Das war allerdings, nachdem ich ins schöne Candelaria umgezogen bin, sorry, aber die Chronologie ist auf Betriebsausflug.
Mit von der Partie waren unsere freiwillige Köchin Sandra aus Kanada, Jetze aus Holland und ein Schweizer – geboren in München. Hmpf.

Die erste hieß „Zaci“ und war nur ein paar Blocks vom Candelaria entfernt. Mitten in der geruhsamen Kleinstadt tut sich also ein Loch im Boden auf, und ich tauche ein… in eine andere Welt, wie es scheint.
Zur Hälfte unter einer Höhlendecke verborgen, zur anderen eingerahmt von einem üppigen Pflanzenhain, erstreckt sich unter mir ein beinah kreisrundes Bassin mit kristallklarem, azur-türkis-tiefblaugrünem, ach zefix, einfach saugeilem Wasser.

Andere Welt

Wenn ich in dieses wunderbar erfrischende Becken eintauche, meine ich, dass all meine eingebildeten Sünden abgewaschen werden und ich ewig jung bleiben müsse. Die aufsteigenden Luftblasen, die meinen Körper umspielen, erscheinen wie Perlen aus gefrorenem Sternenlicht, die vom einfallenden Licht der Sonne tausendfach gebrochen werden.
Wenn die Weltseele aus dichter Materie bestünde, so müsste sie nach diesem Vorbild geschaffen sein.

Wellness on a shoestring

Leider ist mir bei meinem ersten etwas übermütigen Kopfsprung der Bügel der in meiner Hand befindlichen Brille gebrochen, aber mei, nichts ist von Dauer auf dieser Welt, no?
Wie Kinder im Freibad vergnügten wir uns und sprangen ein- ums andre Mal ins herrlich kühle Nass, um uns danach in der prallen Sonne zu trocknen und von den eifrigen Fischlein die Füße peelen zu lassen. – Manche Leute zahlen für sowas.
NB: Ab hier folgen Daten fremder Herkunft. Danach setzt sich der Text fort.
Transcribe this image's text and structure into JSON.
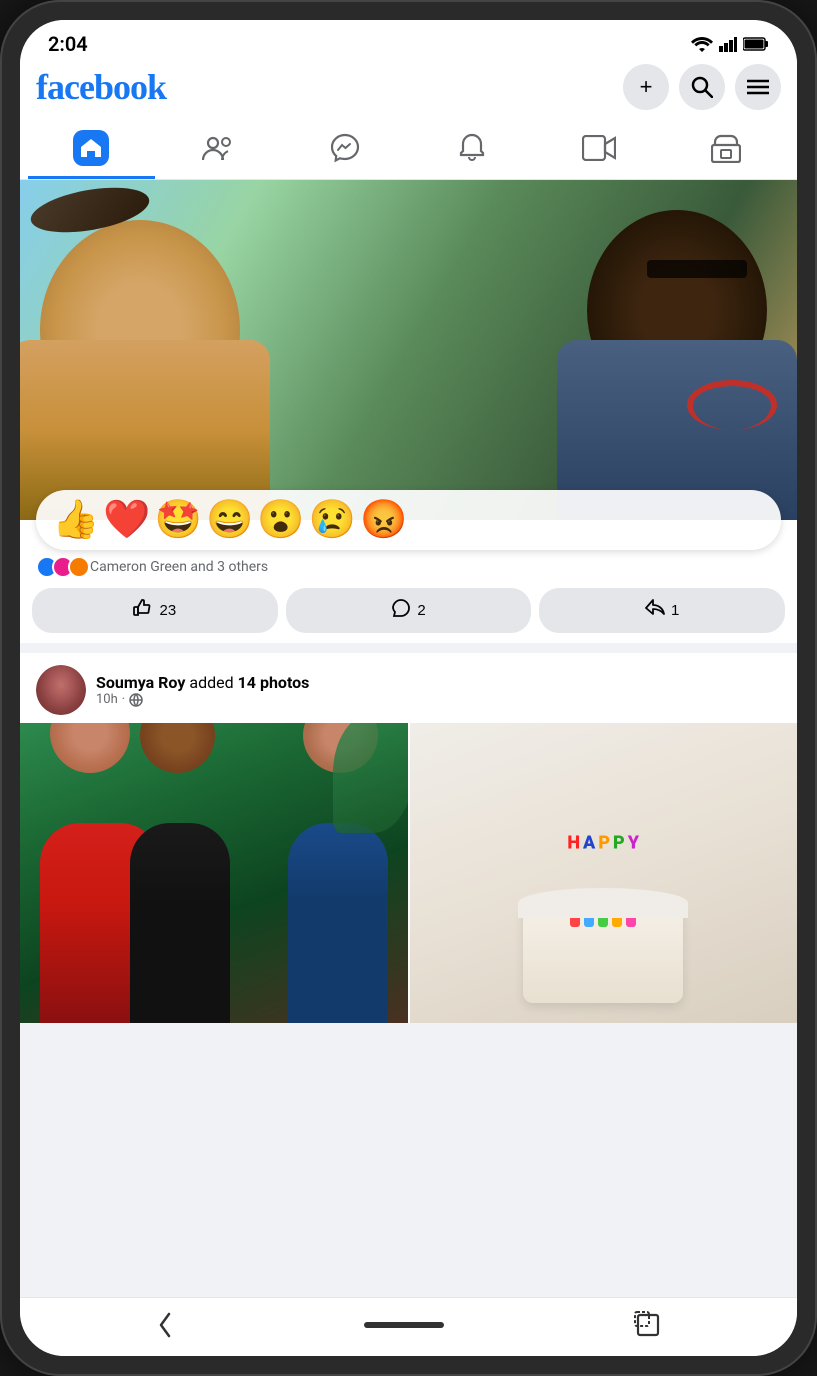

Sandra und der Schweizer sind danach abgesprungen, während der gute Jetze und ich uns etwas außerhalb von Valladolid auf die Suche nach weiteren versteckten Paradiesen begaben.
Wie es sich eben so ergibt, unterhielten wir uns viel über’s Reisen. Dieser Wahnsinnige hat bis zum heutigen Tag bereits gut über 40 Länder besucht und straft so die deutsche Reisedisziplin und -effektivität Lügen. Obwohl er etwa in meinem Alter ist, kommt er auf soviel mehr als ich, dass mein Neid sich vor schierer Überforderung selbst verzehrte.

Jetze Popetze

Ein sehr angenehmer und unterhaltsamer Tagesgefährte. Wir waren so sehr in unser Gespräch versunken, dass wir den Abzweig zur Cenote „Oxman“ (sprich: Oschman) verpassten und uns unversehens auf einer Müllhalde wiederfanden.
Das erweist sich jetzt vielleicht nicht als eine der herausragendsten Sehenswürdigkeiten Yucatáns, aber ich erwähne das deshalb, weil sich dort eine Unmenge an Aasgeiern versammelt hatte und sich mitunter an einem ausgezehrten Kadaver gütlich taten, dessen Haut sich wie sonnengegerbtes Leder über die nutzlosen und verdorrten Knochen seines Vehikels spannte.

Das Fest

Das klingt morbide, aber dieses unerwartete Spektakel faszinierte mich trotzdem, hatte ich doch nie in meinem Leben so viele von den Viechern aus solcher Nähe beobachten können. Über uns im Baum saßen sie, als warteten sie bereits auf das nächste, vielleicht etwas zähe Festmahl.
Die Arbeiter dort störte das freilich nicht, die schienen sich trotz dem Dreck und dem Gestank köstlich zu amüsieren. Die Kunst des Lebens verlangt keine Wunder.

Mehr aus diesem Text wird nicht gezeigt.